Malattie rare: ematologo, contro emofilia terapia genica entro 2 anni


Roma, 7 ott. (AdnKronos Salute) - "E' ormai avanzata la ricerca della terapia genica dell'emofilia, una terapia in grado di 'guarire' il paziente emofilico in quanto ne induce la capacità di produrre il fattore carente. Ragionevolmente entro 2 anni dovrebbe giungere ai pazienti". Lo ha spiegato Sergio Siragusa, vice presidente della Società italiana di ematologia (Sie), professore ordinario di Ematologia e direttore dell'Uo di Ematologia del Policlinico di Palermo, oggi a Roma in occasione del 47° Congresso nazionale della Sie al via a Roma fino al 9 ottobre.


"La ricerca per la terapia dell'emofilia - ha ricordato l'esperto - ha subito negli ultimi anni una crescita vertiginosa, aprendo scenari del tutto nuovi ed estremamente vantaggiosi per i pazienti.
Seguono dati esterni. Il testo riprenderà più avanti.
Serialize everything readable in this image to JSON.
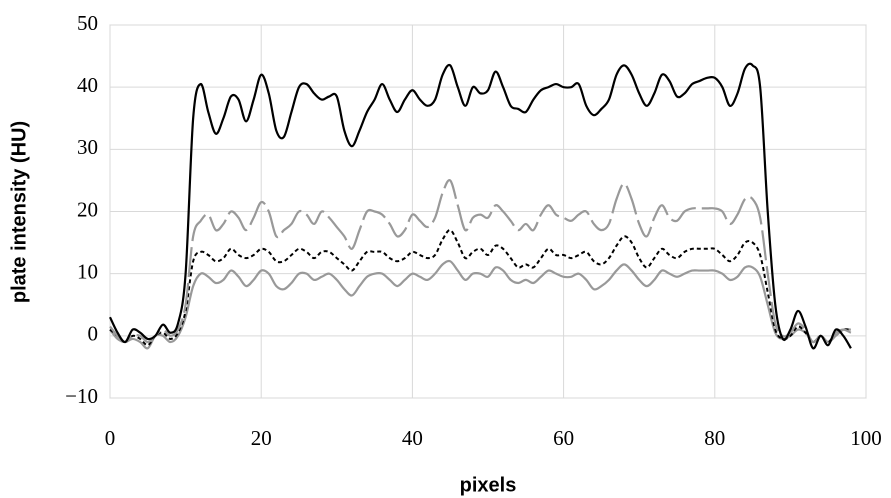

Sinora la terapia si è basata sulla somministrazione del fattore carente (VIII o IX), per via endovenosa, circa 2-3 volte la settimana, secondo il fenotipo (sintomatologia) emorragico. La terapia tradizionale è effettiva nel ridurre il rischio di sanguinamento, ma richiede personale (anche familiare) addestrato alla somministrazione di farmaci endovena ed è particolarmente scomodo per i pazienti (specie i più piccoli), determinando un peggioramento della qualità di vita".


"La terapia genica - ha spiegato Siragusa - consiste nel trasferire, tramite un vettore virale, un gene codificato per il fattore in oggetto che, una volta 'attecchito' nelle cellule del ricevente, induce le cellule stesse alla produzione del fattore carente. I vantaggi sono ovvi. Innanzitutto il paziente riprende a produrre il fattore carente e quindi non ha più bisogno della terapia sostitutiva. Poi, avendo una coagulazione normale, non avrà più eventi emorragici. Di fatto non è più 'un paziente'. Nell'ultimo anno sono anche stati presentati i risultati ad interim di studi di fase I/II sull'emofilia A che hanno dimostrato che nel primo, secondo e terzo anno, rispettivamente il 71%, 84% e 86% dei pazienti non ha avuto alcun sanguinamento clinicamente rilevante".